The official reason for our invasion, after 9/11, was that the Taliban refused to turn bin Laden over to the United States. On 9/13, Taliban leaders said they were willing to arrest him and try him in an Afghan court if we presented evidence of his guilt. This offer was ignored. At that time, however, bin Laden was in Pakistan getting medical treatment. He may or may not have had anything to do with 9/11, although he later claimed credit for it. The perpetrators were 15 Saudis, two Emiratis, and one Egyptian. Pres. Bush couldn’t go after our “allies,” Pakistan, Saudi Arabia, the UAE, or Egypt. Afghanistan was the second poorest country in the world—an easy target.
The government and the media drummed up support in the usual manner, saying we were going to build a democracy in Afghanistan. In addition, we would bring women out of purdah into the modern world, with decent educations and good jobs. George W. Bush trumpeted concern for women to justify both his Afghan and Iraqi invasions.
Both the invasions of Afghanistan and (later) Iraq offered great opportunities for V.P Dick Cheney. His company Halliburton, and its subsidiary KBR, had been in a financial crisis. The no-bid no-ceiling multi-billion dollar military contracts it received turned it around from the edge of bankruptcy to one of the world’s largest defense contractors.
A good chunk of the $2 trillion that came out of your taxes went to the corrupt government we installed. Money meant for the Afghan military was siphoned off—higher level officers sold equipment for cash and pocketed funds that were meant to feed their soldiers, who often went hungry. It should be no surprise that their army collapsed. Nation building? In 2007, 34% of Afghans were living in poverty. In 2017, 59% were poor.
Overall the war has directly killed 171,000 to 174,000 Afghans. This figure doesn’t include indirect deaths due to lack of access to food, water, medicine, etc. America lost over 2,300 service members. I don’t have figures for the number of those permanently disabled, on either side of the conflict. And I’m not going to thank our soldiers for their service. I am very, very sorry that they—and all the Afghans—were used as pawns in the clash of empires.

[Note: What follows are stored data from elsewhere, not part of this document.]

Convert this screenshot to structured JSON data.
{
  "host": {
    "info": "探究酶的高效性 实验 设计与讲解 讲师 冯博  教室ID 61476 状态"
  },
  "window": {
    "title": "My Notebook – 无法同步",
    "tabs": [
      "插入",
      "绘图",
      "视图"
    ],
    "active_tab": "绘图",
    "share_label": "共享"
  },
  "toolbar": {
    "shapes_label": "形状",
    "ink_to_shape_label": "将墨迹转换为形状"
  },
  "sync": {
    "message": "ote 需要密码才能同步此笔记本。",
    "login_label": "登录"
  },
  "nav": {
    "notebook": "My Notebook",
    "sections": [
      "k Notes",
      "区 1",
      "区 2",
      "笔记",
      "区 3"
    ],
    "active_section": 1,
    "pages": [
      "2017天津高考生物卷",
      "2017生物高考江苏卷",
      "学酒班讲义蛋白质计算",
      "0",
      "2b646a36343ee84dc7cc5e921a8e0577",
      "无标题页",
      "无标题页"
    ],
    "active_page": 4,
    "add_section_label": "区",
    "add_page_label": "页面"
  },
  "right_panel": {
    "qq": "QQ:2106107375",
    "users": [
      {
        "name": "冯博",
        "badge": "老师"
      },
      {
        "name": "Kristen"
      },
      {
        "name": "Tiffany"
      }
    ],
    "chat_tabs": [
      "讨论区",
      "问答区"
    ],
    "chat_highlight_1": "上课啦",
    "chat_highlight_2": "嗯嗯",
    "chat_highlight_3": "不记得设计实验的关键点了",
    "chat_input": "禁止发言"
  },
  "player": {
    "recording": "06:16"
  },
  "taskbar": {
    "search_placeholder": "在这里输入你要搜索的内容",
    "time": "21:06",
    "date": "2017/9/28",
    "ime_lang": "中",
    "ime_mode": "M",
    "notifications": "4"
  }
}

The U.S. occupation did enable many women to receive an education and obtain decent jobs. Infant mortality dropped by 50%. But this year so far, there have been a record number of civilian casualties, almost half of them women and children. Now we’re abandoning those women and children, as well as most of the male Afghans who worked with us. Over 6 million Afghan refugees are living in Pakistan and Iran. Others have found their way to Tajikistan, Turkey and Western Europe. Canada has pledged to take in 20,000 refugees. The U.S. has pledged to take a mere 10,000—and at the time of this writing, had only taken 500. Still, due to enormous pressure from the American public, that number may increase substantially.
On balance, our good intentions were worth less than nothing. The real reasons for the war, the only reasons, were greed and lust for power.